We like to tell ourselves that we have the best democracy in the world. But in many ways we have never had a democracy. The Constitution was written by slave owners, intent on maintaining slavery, who were very afraid of real democracy and allowing the “mob” to have any power. They wrote into the Constitution “checks and balances” to political power specifically for these purposes.

Originally only white male property owners could vote. Only the wealthy could be candidates and officeholders. We have a long history of excluding women, blacks, Native Americans, the poor and immigrants. Jim Crow was the norm not an exception. Vote rigging, fraud, and party machines “delivering” the vote was typical in many places. Gerrymandering, the practice of manipulating political boundaries for partisan advantage, was first done in 1787 by Patrick Henry. Voter suppression using poll taxes, literacy tests, and now voter ID laws, has been common. 

What needs to be done? Past experience tells us waiting for either political party to act is futile. Nothing will happen until people demand change and organize to make it happen. Like women achieving the right to vote, or the civil rights movement, the ruling elite will not concede anything without public pressure.

Money in politics, the influence of big dollar campaign contributors, and the huge cost of even local campaigns is the major problem. This has to be changed. Strong campaign finance laws must be restored. The legalized bribery and the purchasing of access to elected officials through campaign contributions must be ended. 

The archaic 18th century electoral practices must be changed. The electoral college that allows presidents to be elected without receiving a majority of the vote must be abolished. This was one of the key undemocratic “checks” on the power of ordinary citizens written into the Constitution. 
The same can be said for the tangle of federal, state, and local voting procedures, registration requirements, and similar impediments to voter participation. With computers and 24/7 connections we can do better. Tuesday elections are an example. Having elections on Tuesday is based on the agricultural society of the 18th century and tends to discourage participation. If we really wanted people to vote the polls would be open over a longer period of time, certainly a weekend. There would be safe, secure mail or online options. People could vote from anywhere at anytime. If we can have reliable ATM’s everywhere we should be able to have online voting. 

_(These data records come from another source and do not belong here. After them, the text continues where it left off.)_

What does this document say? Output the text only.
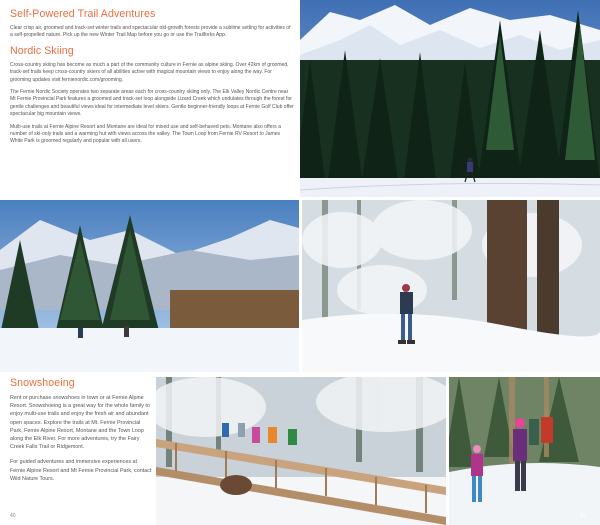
Self-Powered Trail Adventures

Clear crisp air, groomed and track-set winter trails and spectacular old-growth forests provide a sublime setting for activities of a self-propelled nature. Pick up the new Winter Trail Map before you go or use the Trailforks App.

Nordic Skiing

Cross-country skiing has become as much a part of the community culture in Fernie as alpine skiing. Over 42km of groomed, track-set trails keep cross-country skiers of all abilities active with magical mountain views to enjoy along the way. For grooming updates visit fernienordic.com/grooming.

The Fernie Nordic Society operates two separate areas each for cross-country skiing only. The Elk Valley Nordic Centre near Mt Fernie Provincial Park features a groomed and track-set loop alongside Lizard Creek which undulates through the forest for gentle challenges and beautiful views ideal for intermediate level skiers. Gentle beginner-friendly loops at Fernie Golf Club offer spectacular big mountain views.

Multi-use trails at Fernie Alpine Resort and Montane are ideal for mixed use and self-behaved pets. Montane also offers a number of ski-only trails and a warming hut with views across the valley. The Town Loop from Fernie RV Resort to James White Park is groomed regularly and popular with all users.

Snowshoeing

Rent or purchase snowshoes in town or at Fernie Alpine Resort. Snowshoeing is a great way for the whole family to enjoy multi-use trails and enjoy the fresh air and abundant open spaces. Explore the trails at Mt. Fernie Provincial Park, Fernie Alpine Resort, Montane and the Town Loop along the Elk River. For more adventures, try the Fairy Creek Falls Trail or Ridgemont.

For guided adventures and immersive experiences at Fernie Alpine Resort and Mt Fernie Provincial Park, contact Wild Nature Tours.

40	41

Another example of possible change is automatic voter registration. This allows people to  register to vote when accessing other government services like getting a car registration or applying for a program. Thirteen states enacted automatic voter registration laws, adding hundreds of thousands of new voters to the rolls. 

Ranked choice or instant runoff voting is another good idea. This allows voters to choose more than one candidate in order of their preference. It puts an end to having only the “lesser of evils” as a choice. These systems allow more political parties to have a realistic opportunity to compete and create a more democratic process.

Any technological solutions must be trustworthy. Mistrust of the voting machines is engendered by private companies controlling the software. There must be paper trails that allow recounts and auditing of elections. Elections are public functions and must be controlled by public, non-partisan, civil service employees. 

Ending gerrymandering is another essential requirement for democracy. This requires non-partisan control for drawing legislative districts. The current political process, and resulting  court battles, is not acceptable.
Election campaigns are too long. Often candidates begin running years in advance. Political consultants and advertisers profit but voters are only turned off. There needs to be public control of elections. Limiting the official length of campaigns, as with limiting the money, is needed to have fair elections.       

Efforts to limit access to the polls and discouraging people from voting must stop. Voter ID laws have been passed for the purpose of denying people the ability to vote. They were not passed to prevent individual voter fraud which is virtually non-existent. Arbitrarily purging of names from voting registration lists, manipulating the locations of polling places, or the number of voting machines are all efforts to keep people from voting. Opposition to same day registration, early voting days, and absentee voting options further suppress free and open access to the polls. Personal attacks on candidates not only discourage good candidates but it turns off voters. There is no valid public policy reason to prohibit felons from voting. This is just another way to reduce the number of poor and black voters. 

It is not partisan sour grapes to believe we need change. In the 21st century we need an
electoral system that is open, fair, and truly democratic. It should be obvious from the public disgust with politics, poor voter turnout, and general lack of participation by people, that the current system is not working. We need bold and imaginative reforms that will create real democracy.